The forthcoming documentary about Kurt Cobain looks set to air in May, both via the HBO channel in the US, and in cinemas — and a press release from the broadcaster says that it will include “previously unheard originals” by the late Nirvana frontman. The 132-minute film is due to have its world premiere at the Sundance Festival in less than two weeks’ time, on January 24.
‘Montage Of Heck,’ named after the 1988 mixtape that Cobain compiled, is directed by Brett Morgen, who previously made the Rolling Stones’ documentary ‘Crossfire Hurricane,’ among other films. He has had unprecedented access to unseen home movies, recordings, artwork, journals and songbooks.
Morgen had previously stated that the film would premiere on HBO, but has now added on Twitter that it would also be shown in cinemas via Universal Pictures International. Cobain’s daughter, Frances Bean, has given her blessing to the film and is as an executive producer.
“Experience Kurt Cobain like never before in the first fully authorised portrait of the famed rock music icon,” says the Sundance Festival publicity for ‘Montage Of Heck.’ “Director Brett Morgen expertly blends Cobain’s personal archive of art, music, and never-before-seen home movies with animation and revelatory interviews with his family and closest confidants.

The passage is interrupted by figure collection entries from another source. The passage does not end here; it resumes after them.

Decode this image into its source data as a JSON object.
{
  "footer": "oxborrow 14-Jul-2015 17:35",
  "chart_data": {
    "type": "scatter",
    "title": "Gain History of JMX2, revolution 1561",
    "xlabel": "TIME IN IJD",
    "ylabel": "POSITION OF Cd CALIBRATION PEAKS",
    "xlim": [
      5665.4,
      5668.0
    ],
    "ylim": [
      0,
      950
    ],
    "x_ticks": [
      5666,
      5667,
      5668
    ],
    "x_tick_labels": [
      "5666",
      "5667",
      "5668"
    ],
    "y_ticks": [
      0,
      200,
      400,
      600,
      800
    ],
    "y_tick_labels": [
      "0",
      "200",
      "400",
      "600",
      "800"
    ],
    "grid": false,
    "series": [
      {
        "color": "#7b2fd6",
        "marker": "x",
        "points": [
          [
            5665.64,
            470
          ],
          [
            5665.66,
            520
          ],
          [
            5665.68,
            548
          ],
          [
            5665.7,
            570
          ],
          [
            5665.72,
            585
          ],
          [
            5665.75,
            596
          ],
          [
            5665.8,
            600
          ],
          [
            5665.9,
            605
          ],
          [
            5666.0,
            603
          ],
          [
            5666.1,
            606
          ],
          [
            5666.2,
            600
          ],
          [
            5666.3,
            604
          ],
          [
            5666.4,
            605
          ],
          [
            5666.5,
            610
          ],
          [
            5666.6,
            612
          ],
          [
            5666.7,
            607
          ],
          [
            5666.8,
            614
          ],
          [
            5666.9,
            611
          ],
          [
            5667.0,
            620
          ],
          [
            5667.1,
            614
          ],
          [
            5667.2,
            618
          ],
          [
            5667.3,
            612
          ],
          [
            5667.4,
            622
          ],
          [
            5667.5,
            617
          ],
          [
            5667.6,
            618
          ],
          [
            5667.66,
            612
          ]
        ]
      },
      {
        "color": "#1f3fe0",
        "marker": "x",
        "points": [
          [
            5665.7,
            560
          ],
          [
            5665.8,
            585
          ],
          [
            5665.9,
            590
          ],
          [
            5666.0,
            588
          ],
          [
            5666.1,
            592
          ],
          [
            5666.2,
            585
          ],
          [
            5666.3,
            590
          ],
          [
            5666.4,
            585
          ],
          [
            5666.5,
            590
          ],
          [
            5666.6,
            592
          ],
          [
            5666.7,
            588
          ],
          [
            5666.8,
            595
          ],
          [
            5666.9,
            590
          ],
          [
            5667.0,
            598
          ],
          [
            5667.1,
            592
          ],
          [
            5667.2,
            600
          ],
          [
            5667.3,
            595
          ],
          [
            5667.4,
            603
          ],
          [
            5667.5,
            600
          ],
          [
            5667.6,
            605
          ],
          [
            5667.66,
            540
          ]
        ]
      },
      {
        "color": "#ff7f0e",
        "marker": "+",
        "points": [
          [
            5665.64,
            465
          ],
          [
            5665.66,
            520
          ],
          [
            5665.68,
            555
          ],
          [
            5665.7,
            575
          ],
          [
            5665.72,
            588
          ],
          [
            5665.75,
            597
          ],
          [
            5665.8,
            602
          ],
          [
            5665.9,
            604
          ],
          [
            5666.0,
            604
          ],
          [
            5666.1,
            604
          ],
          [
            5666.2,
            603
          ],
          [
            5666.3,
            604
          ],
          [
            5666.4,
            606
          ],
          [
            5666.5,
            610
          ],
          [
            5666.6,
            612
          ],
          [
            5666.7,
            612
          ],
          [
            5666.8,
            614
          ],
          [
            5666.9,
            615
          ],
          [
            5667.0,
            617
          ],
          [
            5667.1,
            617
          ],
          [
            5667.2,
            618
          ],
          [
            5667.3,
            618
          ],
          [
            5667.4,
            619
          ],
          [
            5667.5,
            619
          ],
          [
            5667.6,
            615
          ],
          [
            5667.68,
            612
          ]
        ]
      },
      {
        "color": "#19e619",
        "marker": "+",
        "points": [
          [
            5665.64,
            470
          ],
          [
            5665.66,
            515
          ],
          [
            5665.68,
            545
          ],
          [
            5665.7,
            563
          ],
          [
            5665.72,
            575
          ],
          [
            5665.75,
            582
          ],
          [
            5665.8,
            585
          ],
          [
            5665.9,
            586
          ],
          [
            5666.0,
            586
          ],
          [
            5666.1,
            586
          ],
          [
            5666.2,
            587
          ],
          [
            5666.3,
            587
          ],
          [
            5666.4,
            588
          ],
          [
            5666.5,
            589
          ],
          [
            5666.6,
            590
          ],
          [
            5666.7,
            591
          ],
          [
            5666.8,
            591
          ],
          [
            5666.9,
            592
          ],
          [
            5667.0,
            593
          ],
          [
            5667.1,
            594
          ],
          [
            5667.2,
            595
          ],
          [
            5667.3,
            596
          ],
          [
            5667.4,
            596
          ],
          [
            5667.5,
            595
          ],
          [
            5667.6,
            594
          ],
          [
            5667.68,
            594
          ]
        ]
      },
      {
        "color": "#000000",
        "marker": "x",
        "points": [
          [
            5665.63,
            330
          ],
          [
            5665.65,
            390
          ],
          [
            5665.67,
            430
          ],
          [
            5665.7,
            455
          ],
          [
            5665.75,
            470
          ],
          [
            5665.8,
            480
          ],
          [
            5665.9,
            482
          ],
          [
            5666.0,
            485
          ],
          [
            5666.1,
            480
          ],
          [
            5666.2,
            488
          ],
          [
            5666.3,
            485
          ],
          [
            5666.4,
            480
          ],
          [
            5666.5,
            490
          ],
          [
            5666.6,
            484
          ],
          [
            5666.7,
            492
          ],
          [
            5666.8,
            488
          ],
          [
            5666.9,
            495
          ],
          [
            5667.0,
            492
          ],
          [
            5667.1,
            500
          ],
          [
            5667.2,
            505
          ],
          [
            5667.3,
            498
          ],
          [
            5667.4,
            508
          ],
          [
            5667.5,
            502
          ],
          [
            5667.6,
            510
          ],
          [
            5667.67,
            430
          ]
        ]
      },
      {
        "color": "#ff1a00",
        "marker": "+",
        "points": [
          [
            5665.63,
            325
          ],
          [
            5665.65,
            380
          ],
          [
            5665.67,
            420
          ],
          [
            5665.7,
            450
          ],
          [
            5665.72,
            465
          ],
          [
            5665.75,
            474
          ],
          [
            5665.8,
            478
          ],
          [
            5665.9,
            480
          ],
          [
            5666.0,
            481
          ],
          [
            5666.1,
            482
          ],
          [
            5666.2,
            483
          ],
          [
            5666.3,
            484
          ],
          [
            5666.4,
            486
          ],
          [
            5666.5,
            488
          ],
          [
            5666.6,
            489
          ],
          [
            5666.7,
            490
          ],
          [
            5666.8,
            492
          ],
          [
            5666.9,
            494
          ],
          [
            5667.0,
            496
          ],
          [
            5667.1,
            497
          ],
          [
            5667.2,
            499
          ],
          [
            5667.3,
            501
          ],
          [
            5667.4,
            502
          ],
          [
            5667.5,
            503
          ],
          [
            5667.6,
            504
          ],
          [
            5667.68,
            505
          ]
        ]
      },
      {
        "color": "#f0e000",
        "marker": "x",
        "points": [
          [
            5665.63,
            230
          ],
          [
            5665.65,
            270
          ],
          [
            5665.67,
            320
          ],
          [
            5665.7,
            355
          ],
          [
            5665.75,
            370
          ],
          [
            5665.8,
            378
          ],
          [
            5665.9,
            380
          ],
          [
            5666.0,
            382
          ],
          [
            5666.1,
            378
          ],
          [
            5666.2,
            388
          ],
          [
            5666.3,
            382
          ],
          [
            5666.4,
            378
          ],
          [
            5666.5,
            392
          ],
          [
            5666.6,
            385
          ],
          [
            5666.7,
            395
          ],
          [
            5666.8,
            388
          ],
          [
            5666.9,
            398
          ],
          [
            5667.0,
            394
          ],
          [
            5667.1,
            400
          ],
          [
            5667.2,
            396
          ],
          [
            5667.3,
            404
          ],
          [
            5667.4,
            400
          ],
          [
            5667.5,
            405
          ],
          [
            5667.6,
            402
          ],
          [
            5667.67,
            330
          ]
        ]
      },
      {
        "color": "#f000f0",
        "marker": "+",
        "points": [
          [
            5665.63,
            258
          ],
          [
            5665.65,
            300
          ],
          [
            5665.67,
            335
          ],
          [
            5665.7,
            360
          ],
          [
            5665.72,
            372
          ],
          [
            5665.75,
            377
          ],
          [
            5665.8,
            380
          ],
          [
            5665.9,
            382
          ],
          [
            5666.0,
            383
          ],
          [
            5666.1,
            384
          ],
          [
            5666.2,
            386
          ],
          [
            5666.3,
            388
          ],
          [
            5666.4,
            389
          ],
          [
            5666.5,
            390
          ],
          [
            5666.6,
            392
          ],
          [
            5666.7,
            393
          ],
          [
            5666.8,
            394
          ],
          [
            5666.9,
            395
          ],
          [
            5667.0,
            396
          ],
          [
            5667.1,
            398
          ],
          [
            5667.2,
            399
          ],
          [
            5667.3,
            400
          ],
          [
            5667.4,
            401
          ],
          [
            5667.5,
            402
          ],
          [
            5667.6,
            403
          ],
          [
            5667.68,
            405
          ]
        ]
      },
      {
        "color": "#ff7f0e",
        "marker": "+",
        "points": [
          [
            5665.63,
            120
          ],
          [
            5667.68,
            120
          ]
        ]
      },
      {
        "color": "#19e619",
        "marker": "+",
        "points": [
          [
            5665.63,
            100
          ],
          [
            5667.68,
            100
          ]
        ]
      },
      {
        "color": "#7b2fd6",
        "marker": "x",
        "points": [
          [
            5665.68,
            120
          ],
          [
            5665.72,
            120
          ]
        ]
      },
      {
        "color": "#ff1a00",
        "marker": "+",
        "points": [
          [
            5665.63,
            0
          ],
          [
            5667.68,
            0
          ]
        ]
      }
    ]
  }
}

“Following Kurt from his earliest years in Aberdeen, Washington, through the height of his fame, a visceral and detailed cinematic insight of an artist at odds with his surroundings emerges. While Cobain craved the spotlight even as he rejected the trappings of fame, his epic arc depicts a man who stayed true to his earliest punk rock convictions, always identifying with the “outsider” and ensuring the music came first.
“Fans and those of the Nirvana generation will learn things about Cobain they never knew while those who have recently discovered the man and his music will know what makes him the lasting icon that he is.”

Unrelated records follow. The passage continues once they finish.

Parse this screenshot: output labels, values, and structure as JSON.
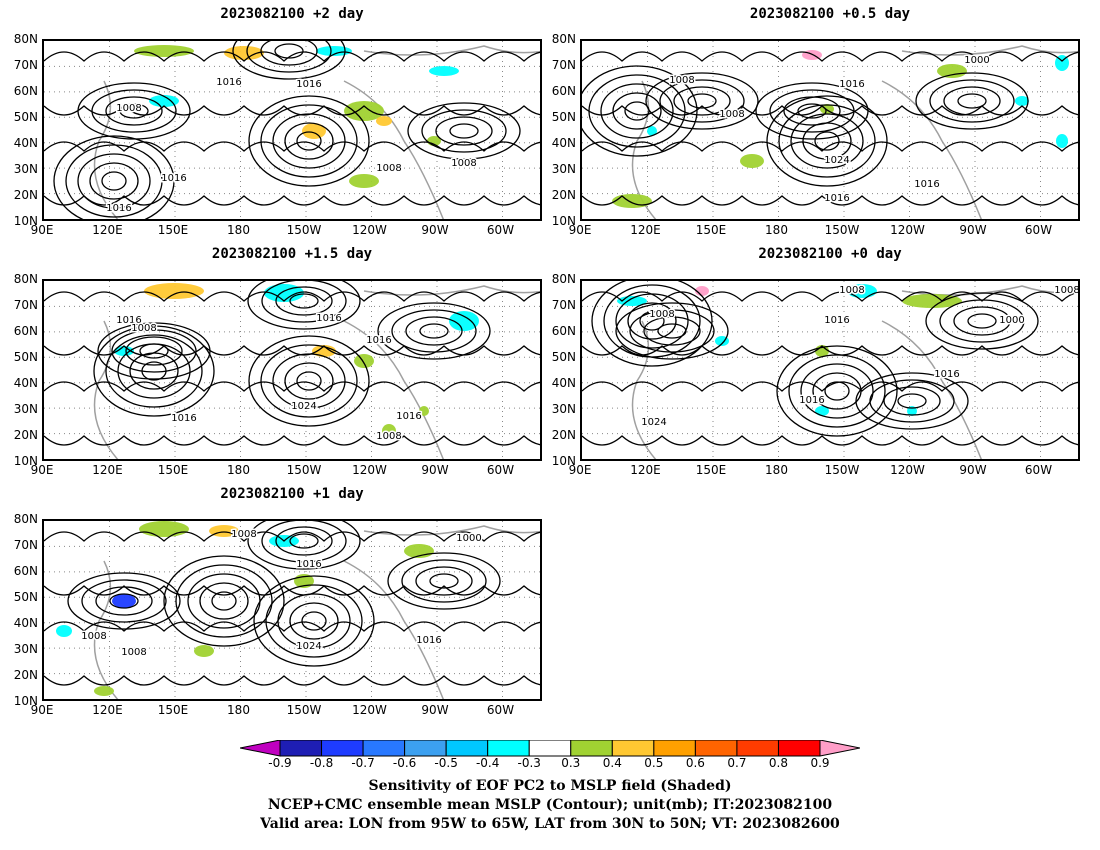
{
  "panels": [
    {
      "id": "p1",
      "title": "2023082100 +2 day",
      "contour_labels": [
        "1016",
        "1016",
        "1008",
        "1016",
        "1008",
        "1016",
        "1008"
      ]
    },
    {
      "id": "p2",
      "title": "2023082100 +0.5 day",
      "contour_labels": [
        "1000",
        "1008",
        "1016",
        "1008",
        "1024",
        "1016",
        "1016"
      ]
    },
    {
      "id": "p3",
      "title": "2023082100 +1.5 day",
      "contour_labels": [
        "1016",
        "1008",
        "1016",
        "1016",
        "1024",
        "1016",
        "1008",
        "1016"
      ]
    },
    {
      "id": "p4",
      "title": "2023082100 +0 day",
      "contour_labels": [
        "1008",
        "1008",
        "1016",
        "1016",
        "1000",
        "1016",
        "1024",
        "1008"
      ]
    },
    {
      "id": "p5",
      "title": "2023082100 +1 day",
      "contour_labels": [
        "1008",
        "1000",
        "1016",
        "1008",
        "1008",
        "1024",
        "1016"
      ]
    }
  ],
  "lat_ticks": [
    "80N",
    "70N",
    "60N",
    "50N",
    "40N",
    "30N",
    "20N",
    "10N"
  ],
  "lon_ticks": [
    "90E",
    "120E",
    "150E",
    "180",
    "150W",
    "120W",
    "90W",
    "60W"
  ],
  "colorbar": {
    "labels": [
      "-0.9",
      "-0.8",
      "-0.7",
      "-0.6",
      "-0.5",
      "-0.4",
      "-0.3",
      "0.3",
      "0.4",
      "0.5",
      "0.6",
      "0.7",
      "0.8",
      "0.9"
    ],
    "colors": [
      "#c000c0",
      "#1e1eb4",
      "#1e3cff",
      "#2878ff",
      "#3ca0f0",
      "#00c8ff",
      "#00ffff",
      "#ffffff",
      "#a0d232",
      "#ffc832",
      "#ffa000",
      "#ff6400",
      "#ff3c00",
      "#ff0000",
      "#ff9ec8"
    ]
  },
  "caption": {
    "line1": "Sensitivity of EOF PC2 to MSLP field (Shaded)",
    "line2": "NCEP+CMC ensemble mean MSLP (Contour); unit(mb); IT:2023082100",
    "line3": "Valid area: LON from 95W to 65W, LAT from 30N to 50N; VT: 2023082600"
  }
}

Adds Morgen in a press release: “I started work on this project eight years ago. Like most people, when I started, I figured there would be limited amounts of fresh material to unearth. However, once I stepped into Kurt’s archive, I discovered over 200 hours of unreleased music and audio, a vast array of art projects (oil paintings, sculptures), countless hours of never-before-seen home movies, and over 4,000 pages of writings that together help paint an intimate portrait of an artist who rarely revealed himself to the media.”